Święta minęły, zimy prawdziwej jak nie było, tak nie ma. Chociaż pierwsze zwiastuny są już na horyzoncie. Trochę ochłodziło się i z lekka czasami postraszy deszcz ze śniegiem. W sumie, to pierwszy raz dzisiaj ubrałam coś cieplejszego pod szyję i zastanawiam się, czy jeszcze będą potrzebne w tym sezonie czapki i rękawice ;)). Mi taka aura zupełnie nie przeszkadza. Nie mogę jednak słuchać, jak cały czas w kółko w serwisach informacyjnych narzekają na brak śniegu. Jak śnieg jest to źle, jak nie ma to też źle. Pada źle, nie pada też niedobrze, i tak w kółko. Zastanawiam się, czy w ogóle jest sens. aż tak rozwodzić się nad warunkami atmosferycznymi. Przecież i tak nie mamy na nie większego wpływu.

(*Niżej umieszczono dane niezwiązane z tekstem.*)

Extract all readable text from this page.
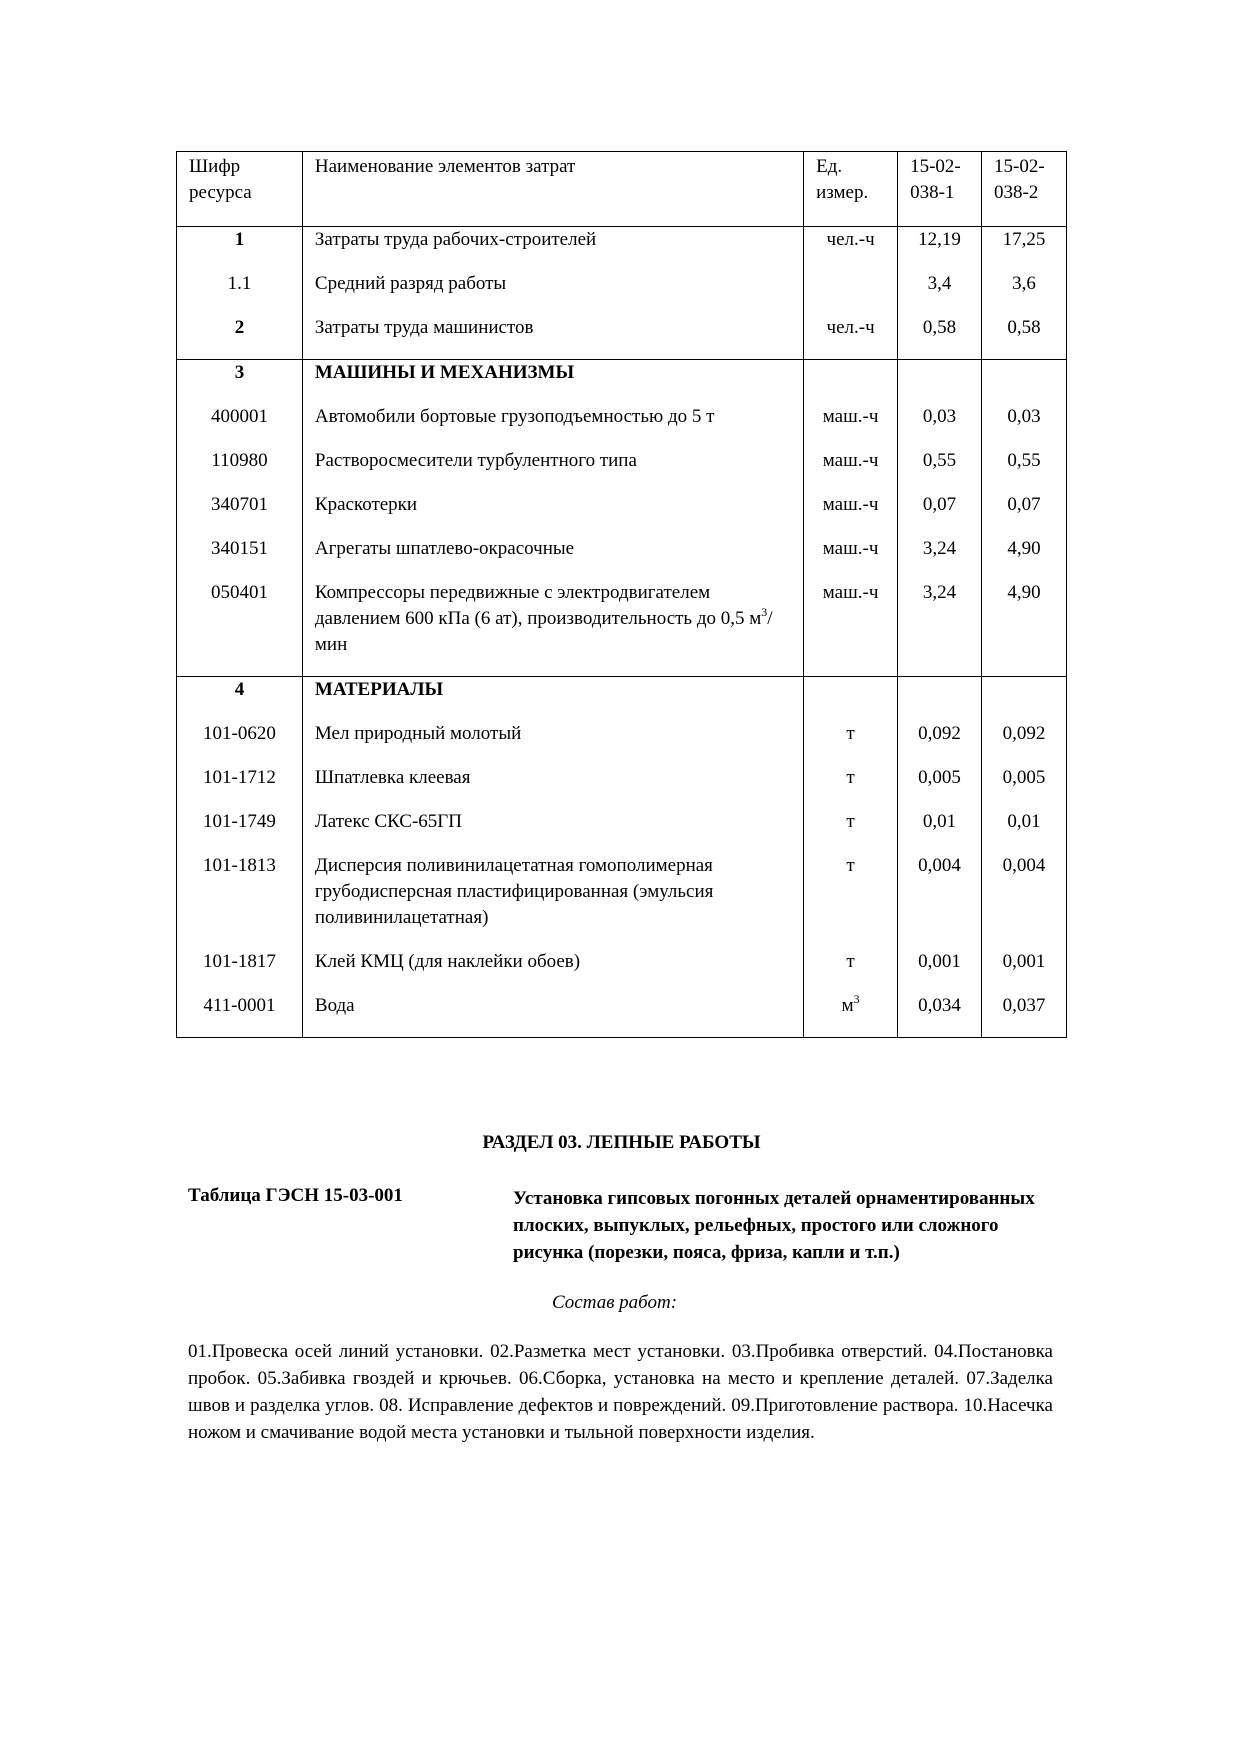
Шифр ресурса	Наименование элементов затрат	Ед. измер.	15-02-038-1	15-02-038-2
1	Затраты труда рабочих-строителей	чел.-ч	12,19	17,25
1.1	Средний разряд работы		3,4	3,6
2	Затраты труда машинистов	чел.-ч	0,58	0,58
3	МАШИНЫ И МЕХАНИЗМЫ			
400001	Автомобили бортовые грузоподъемностью до 5 т	маш.-ч	0,03	0,03
110980	Растворосмесители турбулентного типа	маш.-ч	0,55	0,55
340701	Краскотерки	маш.-ч	0,07	0,07
340151	Агрегаты шпатлево-окрасочные	маш.-ч	3,24	4,90
050401	Компрессоры передвижные с электродвигателем давлением 600 кПа (6 ат), производительность до 0,5 $м^3$/мин	маш.-ч	3,24	4,90
4	МАТЕРИАЛЫ			
101-0620	Мел природный молотый	т	0,092	0,092
101-1712	Шпатлевка клеевая	т	0,005	0,005
101-1749	Латекс СКС-65ГП	т	0,01	0,01
101-1813	Дисперсия поливинилацетатная гомополимерная грубодисперсная пластифицированная (эмульсия поливинилацетатная)	т	0,004	0,004
101-1817	Клей КМЦ (для наклейки обоев)	т	0,001	0,001
411-0001	Вода	$м^3$	0,034	0,037
РАЗДЕЛ 03. ЛЕПНЫЕ РАБОТЫ
Таблица ГЭСН 15-03-001	Установка гипсовых погонных деталей орнаментированных плоских, выпуклых, рельефных, простого или сложного рисунка (порезки, пояса, фриза, капли и т.п.)
Состав работ:
01.Провеска осей линий установки. 02.Разметка мест установки. 03.Пробивка отверстий. 04.Постановка пробок. 05.Забивка гвоздей и крючьев. 06.Сборка, установка на место и крепление деталей. 07.Заделка швов и разделка углов. 08. Исправление дефектов и повреждений. 09.Приготовление раствора. 10.Насечка ножом и смачивание водой места установки и тыльной поверхности изделия.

Bez względu na pogodę ciepły sweter zawsze się przyda, więc moja szafa powiększyła się o kolejny ciepły ciuszek. Sweter zrobiłam z mieszanki wełny z akrylem. Z racji tego, że jest to mieszanka pół na pół, to sweterek ma dosyć dobre parametry grzewcze. Całość robiłam na drutach nr 4, fałszywym ściegiem angielskim. Tylko plisy i podkrój szyi zrobiłam ściągaczem. Sweterek jest rozpinany, ale bez ... guzików. Stwierdziłam, że z guzikami wyglądałby bardzo staromodnie. Zastosowany ścieg sprawił, że sweterek jest gruby wizualnie i mięsisty, a to niestety bardzo pogrubia sylwetkę, dlatego zrezygnowałam z guzików. Dzianina fajnie wygląda bez żadnego zapięcia, ostatecznie można ja spiąć ozdobną szpilką albo agrafką.
Fałszywy ścieg angielski przerabia się bardzo prosto i szybko, ale jest to dosyć włóczkożerny ścieg. Lubię go, bo nadaje wyrobom mięsistości i sztywności.
Włóczka ma bardzo ładny perłowy kolor.